Hiv, nuovo check point a Bergamo, il terzo in Italia. Arcigay: “Un atto importante nei confronti di un’epidemia mai sconfitta”

  
HIV, NUOVO CHECK POINT A BERGAMO, IL TERZO IN ITALIA. ARCIGAY: “UN ATTO IMPORTANTE NEI CONFRONTI DI UN'EPIDEMIA MAI SCONFITTA
Bologna, 18 giugno 2019 – Mercoledì 17 giugno a Bergamo sono iniziate le attività del Check Point di Bergamo, struttura voluta dall'amministrazione comunale in collaborazione con numerose realtà associative e dove tutti i mercoledì sarà possibile effettuare test hiv gratuiti e in anonimato. Il Check point di Bergamo è il terzo attivo in Italia, dopo Bologna e Milano, ed è una struttura extraospedaliera dedicata allo screening dell’infezione da Hiv e alla promozione della salute sessuale. “In tempi di ritrovata sensibilità nei confronti della salute pubblica – commenta Gabriele Piazzoni, segretario generale di Arcigay – l'inaugurazione di ieri ha un significato speciale, che è importante sottolineare.
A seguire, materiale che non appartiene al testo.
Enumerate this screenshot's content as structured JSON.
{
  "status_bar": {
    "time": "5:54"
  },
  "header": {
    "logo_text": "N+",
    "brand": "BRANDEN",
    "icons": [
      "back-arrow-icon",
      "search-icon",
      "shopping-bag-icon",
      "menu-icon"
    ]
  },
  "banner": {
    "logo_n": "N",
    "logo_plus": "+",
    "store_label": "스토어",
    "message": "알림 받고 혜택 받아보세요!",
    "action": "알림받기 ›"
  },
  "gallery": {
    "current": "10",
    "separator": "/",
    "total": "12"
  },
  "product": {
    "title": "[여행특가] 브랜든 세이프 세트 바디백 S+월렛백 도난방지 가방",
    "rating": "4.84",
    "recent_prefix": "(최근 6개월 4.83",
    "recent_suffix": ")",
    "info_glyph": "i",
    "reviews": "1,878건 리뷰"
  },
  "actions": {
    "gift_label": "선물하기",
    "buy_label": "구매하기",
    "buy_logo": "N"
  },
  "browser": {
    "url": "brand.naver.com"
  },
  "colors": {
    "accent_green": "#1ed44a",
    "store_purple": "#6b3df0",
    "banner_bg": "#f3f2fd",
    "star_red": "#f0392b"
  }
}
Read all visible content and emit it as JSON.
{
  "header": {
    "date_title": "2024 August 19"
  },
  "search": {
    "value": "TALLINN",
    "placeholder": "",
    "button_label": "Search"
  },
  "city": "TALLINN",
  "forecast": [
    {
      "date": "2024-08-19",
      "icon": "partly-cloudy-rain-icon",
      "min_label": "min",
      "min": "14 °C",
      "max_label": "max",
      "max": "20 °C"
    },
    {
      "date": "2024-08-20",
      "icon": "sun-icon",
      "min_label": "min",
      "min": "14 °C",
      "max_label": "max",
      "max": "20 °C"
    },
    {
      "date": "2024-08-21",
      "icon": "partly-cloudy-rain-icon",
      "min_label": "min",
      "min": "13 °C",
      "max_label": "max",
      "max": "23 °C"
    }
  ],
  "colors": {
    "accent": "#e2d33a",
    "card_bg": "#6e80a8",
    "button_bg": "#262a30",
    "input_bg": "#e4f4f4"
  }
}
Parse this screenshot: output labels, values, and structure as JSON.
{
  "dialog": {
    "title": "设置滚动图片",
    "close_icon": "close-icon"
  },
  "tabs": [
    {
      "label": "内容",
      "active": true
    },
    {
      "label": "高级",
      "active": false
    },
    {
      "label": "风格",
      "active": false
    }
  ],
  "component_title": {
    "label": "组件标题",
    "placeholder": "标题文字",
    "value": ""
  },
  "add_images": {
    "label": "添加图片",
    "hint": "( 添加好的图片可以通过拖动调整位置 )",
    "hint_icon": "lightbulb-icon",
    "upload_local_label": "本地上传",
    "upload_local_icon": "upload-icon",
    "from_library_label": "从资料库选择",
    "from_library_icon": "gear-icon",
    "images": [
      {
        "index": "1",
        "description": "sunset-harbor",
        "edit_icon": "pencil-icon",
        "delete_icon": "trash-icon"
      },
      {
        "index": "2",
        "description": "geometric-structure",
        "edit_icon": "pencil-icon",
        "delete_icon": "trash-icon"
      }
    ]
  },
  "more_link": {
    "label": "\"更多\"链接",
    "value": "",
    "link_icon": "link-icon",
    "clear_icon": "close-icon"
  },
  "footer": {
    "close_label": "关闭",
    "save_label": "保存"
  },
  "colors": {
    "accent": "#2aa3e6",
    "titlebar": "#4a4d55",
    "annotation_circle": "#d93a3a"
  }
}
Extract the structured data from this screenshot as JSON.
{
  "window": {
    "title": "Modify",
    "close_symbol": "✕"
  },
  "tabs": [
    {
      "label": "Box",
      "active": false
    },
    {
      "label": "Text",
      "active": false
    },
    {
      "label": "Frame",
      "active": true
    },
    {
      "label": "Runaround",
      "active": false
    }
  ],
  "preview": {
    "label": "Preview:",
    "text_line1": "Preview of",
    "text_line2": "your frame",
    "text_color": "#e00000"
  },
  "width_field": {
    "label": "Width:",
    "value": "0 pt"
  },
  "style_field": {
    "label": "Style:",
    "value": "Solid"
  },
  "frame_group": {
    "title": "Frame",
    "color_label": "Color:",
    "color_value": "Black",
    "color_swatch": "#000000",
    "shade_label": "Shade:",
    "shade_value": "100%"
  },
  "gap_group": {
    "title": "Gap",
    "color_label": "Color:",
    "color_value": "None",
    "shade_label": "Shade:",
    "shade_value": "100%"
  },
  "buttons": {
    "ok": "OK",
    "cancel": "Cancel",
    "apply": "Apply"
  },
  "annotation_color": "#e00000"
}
L'Hiv è un virus che da quasi 40 anni  tentiamo di combattere con armi spuntate e inefficaci: nonostante i progressi della scienza in questo ambito siano notevoli e le terapie attuali garantiscono una buona qualità della vità alle persone con Hiv, siamo lontani dal dirci anche solo in vantaggio in questa battaglia. Azioni come queste mostrano la volontà concreta di fare di più, perciò vanno senza dubbio accolte con entusiasmo, specie quando arrivano da territori come quelli di Bergamo, città colpita duramente dalla pandemia da coronavirus”. “La città di Bergamo – aggiunge Marco Arlati, presidente di Arcigay Bergamo Cives – è la seconda in Italia dopo Milano e la quarantesima in Europa a sottoscrivere il progetto fast track city. Un traguardo così importante per tutte le associazioni e gli enti che insieme ad Arcigay Bergamo Cives svilupperanno e renderanno reale questo progetto. Cives nasce 13 anni fa su due pilastri fondamentali, il primo è la lotta all’HIV e alla diffusione di buone prassi in ambito di salute sessuale, il secondo è essere punto di riferimento per tutti coloro che si sentono soli e sole in bergamasca. Siamo tutte e tutti sierocoinvolti e dobbiamo combattere contro lo stigma delle persone sieropositive.”, conclude.